3.1 White/Black List Issues

White/black lists are specified as either a specific addresses in the form userid@domain or just a domain. If the user specified string begins with @ then it can be considered a domain.
Wildcarding is not allowed. Abbreviations (e.g. foo@andrew) are not allowed. If the user tries to put an asterisk (*) or did not specify a FQDN address, an error should be raised.
NEW: Precedence:
- A specific addresses always takes precedence over domains. This means that if there is an address in the white list, it overrides the domain blacklist. If there is an address in the black list, it overrides the domain whitelist.
- If there is an identical item in the whitelist and the blacklist, the whitelist will take precedence. It is likely that the only time this should happen is if the user made a mistake.

3.2 Handling of Existing Sieve scripts

In general, if the CGI detects an existing sieve script that it did not generate or the vacation CGI did not generate then the user should be given an option to deactive that script and enable the generated script.

It may be difficult to determine whether or not an existing vacation script was generated by the vacation CGI or user written. In this case, the recommendation is to just use the existing vacation code to determine whether or not the script in question is a vacation script. If so, then treat it like your generated vacation script. If you want to be paranoid, make sure it only has vacation and no fileinto or any other constructs that isn't put in there by the current vacation script.

An earlier version of the vacation CGI allowed one to edit a sieve script that was not generated by the CGI. However, when the user went to save the script back to the server, the vacation CGI would not allow it to be saved.
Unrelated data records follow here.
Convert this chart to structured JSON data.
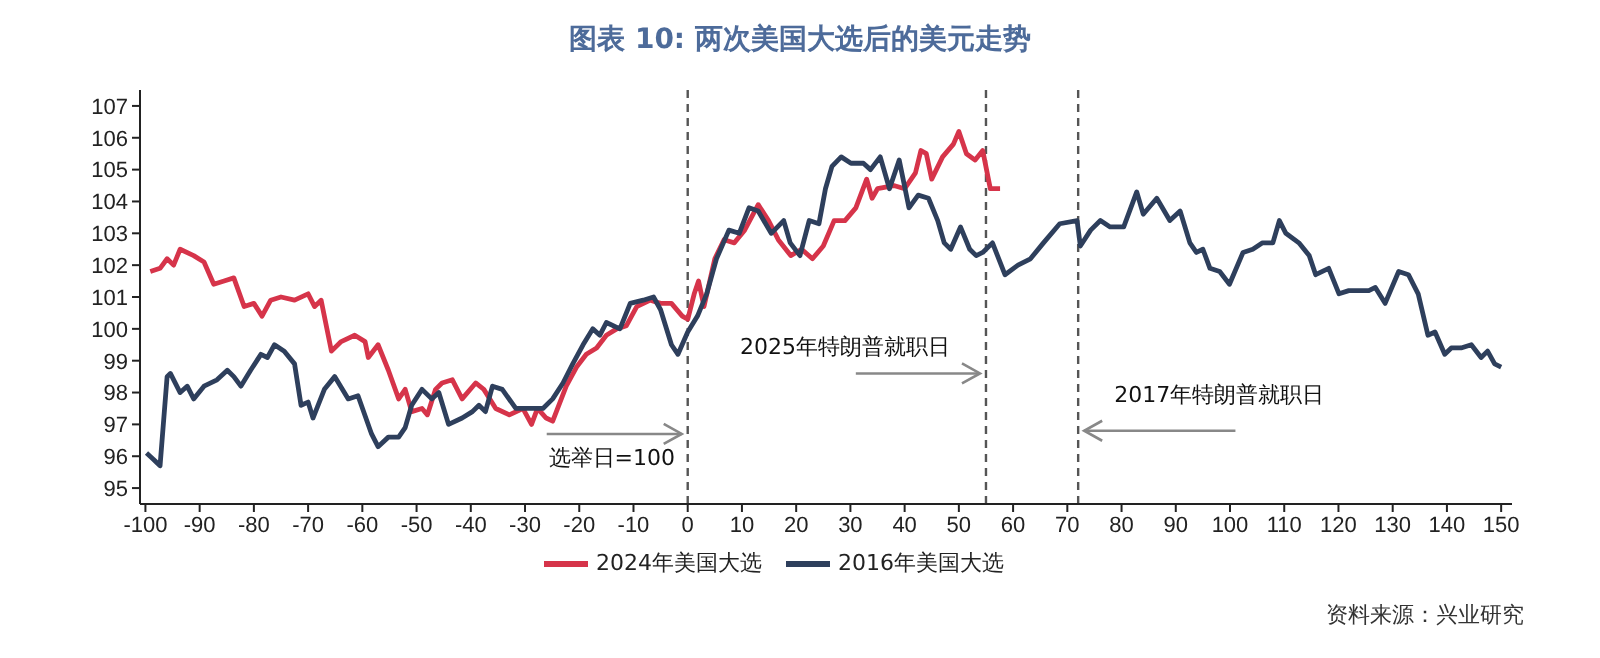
{
  "chart_data": {
    "type": "line",
    "title": "图表 10: 两次美国大选后的美元走势",
    "xlim": [
      -101,
      152
    ],
    "xticks": [
      -100,
      -90,
      -80,
      -70,
      -60,
      -50,
      -40,
      -30,
      -20,
      -10,
      0,
      10,
      20,
      30,
      40,
      50,
      60,
      70,
      80,
      90,
      100,
      110,
      120,
      130,
      140,
      150
    ],
    "ylim": [
      94.5,
      107.5
    ],
    "yticks": [
      95,
      96,
      97,
      98,
      99,
      100,
      101,
      102,
      103,
      104,
      105,
      106,
      107
    ],
    "legend": "bottom",
    "marker": "none",
    "line_style": "solid",
    "series": [
      {
        "name": "2024年美国大选",
        "color": "#d6344a",
        "x": [
          -99.1,
          -97.3,
          -96,
          -94.8,
          -93.6,
          -91.1,
          -89.2,
          -87.4,
          -85.5,
          -83.7,
          -81.8,
          -80,
          -78.5,
          -76.9,
          -75,
          -72.5,
          -70,
          -68.8,
          -67.6,
          -65.7,
          -63.9,
          -61.4,
          -59.5,
          -58.9,
          -57.1,
          -55.2,
          -53.3,
          -52.1,
          -50.9,
          -49,
          -48,
          -46.5,
          -45.3,
          -43.4,
          -41.6,
          -39.1,
          -37.6,
          -35.4,
          -32.9,
          -30.4,
          -28.8,
          -27.7,
          -26.1,
          -24.9,
          -22.4,
          -20.5,
          -18.7,
          -16.8,
          -15,
          -13.1,
          -11.3,
          -9.4,
          -6.9,
          -5,
          -3,
          -1,
          0,
          1.2,
          2,
          3,
          5,
          6.7,
          8.6,
          10.5,
          13,
          14.9,
          16.7,
          19,
          21,
          23,
          25,
          27,
          29,
          31,
          33,
          34,
          35,
          38,
          40,
          42,
          43,
          44,
          45,
          47,
          49,
          50,
          51.4,
          53,
          54.4,
          55.8,
          57.6
        ],
        "values": [
          101.8,
          101.9,
          102.2,
          102,
          102.5,
          102.3,
          102.1,
          101.4,
          101.5,
          101.6,
          100.7,
          100.8,
          100.4,
          100.9,
          101,
          100.9,
          101.1,
          100.7,
          100.9,
          99.3,
          99.6,
          99.8,
          99.6,
          99.1,
          99.5,
          98.7,
          97.8,
          98.1,
          97.4,
          97.5,
          97.3,
          98.1,
          98.3,
          98.4,
          97.8,
          98.3,
          98.1,
          97.5,
          97.3,
          97.5,
          97,
          97.5,
          97.2,
          97.1,
          98.2,
          98.8,
          99.2,
          99.4,
          99.8,
          100,
          100.1,
          100.7,
          100.9,
          100.8,
          100.8,
          100.4,
          100.3,
          101.1,
          101.5,
          100.7,
          102.2,
          102.8,
          102.7,
          103.1,
          103.9,
          103.4,
          102.8,
          102.3,
          102.5,
          102.2,
          102.6,
          103.4,
          103.4,
          103.8,
          104.7,
          104.1,
          104.4,
          104.5,
          104.4,
          104.9,
          105.6,
          105.5,
          104.7,
          105.4,
          105.8,
          106.2,
          105.5,
          105.3,
          105.6,
          104.4,
          104.4
        ]
      },
      {
        "name": "2016年美国大选",
        "color": "#2e3f5c",
        "x": [
          -99.8,
          -98.5,
          -97.3,
          -96,
          -95.4,
          -93.6,
          -92.3,
          -91.1,
          -89.2,
          -86.8,
          -84.9,
          -83.7,
          -82.4,
          -80.6,
          -78.7,
          -77.5,
          -76.2,
          -74.4,
          -72.5,
          -71.3,
          -70,
          -69.1,
          -67,
          -65.1,
          -62.6,
          -60.8,
          -58.3,
          -57.1,
          -55.2,
          -53.3,
          -52.1,
          -50.9,
          -49,
          -47.2,
          -45.9,
          -44.1,
          -41.6,
          -39.7,
          -38.5,
          -37.3,
          -36,
          -34.2,
          -31.7,
          -29.2,
          -26.7,
          -24.9,
          -23,
          -21.2,
          -19.3,
          -17.5,
          -16.2,
          -15,
          -12.5,
          -10.6,
          -8.2,
          -6.3,
          -5,
          -3,
          -1.8,
          0,
          1.8,
          3.5,
          5.3,
          7.6,
          9.5,
          11.3,
          13,
          15.4,
          17.7,
          18.9,
          20.7,
          22.4,
          24.2,
          25.4,
          26.6,
          28.3,
          30.1,
          32.4,
          33.7,
          35.5,
          37.2,
          39,
          40.8,
          42.5,
          44.4,
          46.1,
          47.3,
          48.5,
          50.3,
          52,
          53.2,
          54.4,
          56.2,
          58.5,
          60.9,
          63.2,
          65.6,
          68.6,
          71.8,
          72.4,
          74.3,
          76.1,
          77.9,
          80.4,
          82.8,
          84,
          86.5,
          88.9,
          90.8,
          92.6,
          93.8,
          95,
          96.3,
          98.1,
          99.9,
          102.4,
          104.2,
          106,
          107.9,
          109.1,
          110.3,
          112.7,
          114.6,
          115.8,
          118.2,
          120.1,
          121.9,
          125.6,
          126.8,
          128.6,
          131.1,
          132.9,
          134.7,
          136.5,
          137.8,
          139.6,
          140.8,
          142.6,
          144.5,
          146.3,
          147.5,
          148.8,
          150
        ],
        "values": [
          96.1,
          95.9,
          95.7,
          98.5,
          98.6,
          98,
          98.2,
          97.8,
          98.2,
          98.4,
          98.7,
          98.5,
          98.2,
          98.7,
          99.2,
          99.1,
          99.5,
          99.3,
          98.9,
          97.6,
          97.7,
          97.2,
          98.1,
          98.5,
          97.8,
          97.9,
          96.7,
          96.3,
          96.6,
          96.6,
          96.9,
          97.6,
          98.1,
          97.8,
          98,
          97,
          97.2,
          97.4,
          97.6,
          97.4,
          98.2,
          98.1,
          97.5,
          97.5,
          97.5,
          97.8,
          98.3,
          98.9,
          99.5,
          100,
          99.8,
          100.2,
          100,
          100.8,
          100.9,
          101,
          100.6,
          99.5,
          99.2,
          99.9,
          100.4,
          101.1,
          102.2,
          103.1,
          103,
          103.8,
          103.7,
          103,
          103.4,
          102.7,
          102.3,
          103.4,
          103.3,
          104.4,
          105.1,
          105.4,
          105.2,
          105.2,
          105,
          105.4,
          104.4,
          105.3,
          103.8,
          104.2,
          104.1,
          103.4,
          102.7,
          102.5,
          103.2,
          102.5,
          102.3,
          102.4,
          102.7,
          101.7,
          102,
          102.2,
          102.7,
          103.3,
          103.4,
          102.6,
          103.1,
          103.4,
          103.2,
          103.2,
          104.3,
          103.6,
          104.1,
          103.4,
          103.7,
          102.7,
          102.4,
          102.5,
          101.9,
          101.8,
          101.4,
          102.4,
          102.5,
          102.7,
          102.7,
          103.4,
          103,
          102.7,
          102.3,
          101.7,
          101.9,
          101.1,
          101.2,
          101.2,
          101.3,
          100.8,
          101.8,
          101.7,
          101.1,
          99.8,
          99.9,
          99.2,
          99.4,
          99.4,
          99.5,
          99.1,
          99.3,
          98.9,
          98.8
        ]
      }
    ],
    "ref_lines": [
      {
        "axis": "x",
        "value": 0,
        "color": "#555555",
        "line_style": "dashed"
      },
      {
        "axis": "x",
        "value": 55,
        "label": "2025年特朗普就职日",
        "color": "#555555",
        "line_style": "dashed"
      },
      {
        "axis": "x",
        "value": 72,
        "label": "2017年特朗普就职日",
        "color": "#555555",
        "line_style": "dashed"
      }
    ],
    "annotations": [
      "选举日=100",
      "资料来源：兴业研究"
    ]
  }
}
The new system should not allow the user to edit a script that they can't save back.

4.0 Implementation Roles

Glorious Leader - John Lerchey
Web Page Interface Design - Laura Valentine
Programming Design and Coding - Barbara Jensen

Changelog

2.5 - 12/12/2002 - Clarified the white/black list precedence
                   rule. Described why we needed to create a folder externally
2.4 - 12/10/2002 - Updated formatting
2.3 - 11/07/2002 - Updates from Lerchey
2.2 - 09/04/2002 - Revisions after initial meeting
0.1 - 08/29/2002 - Initial draft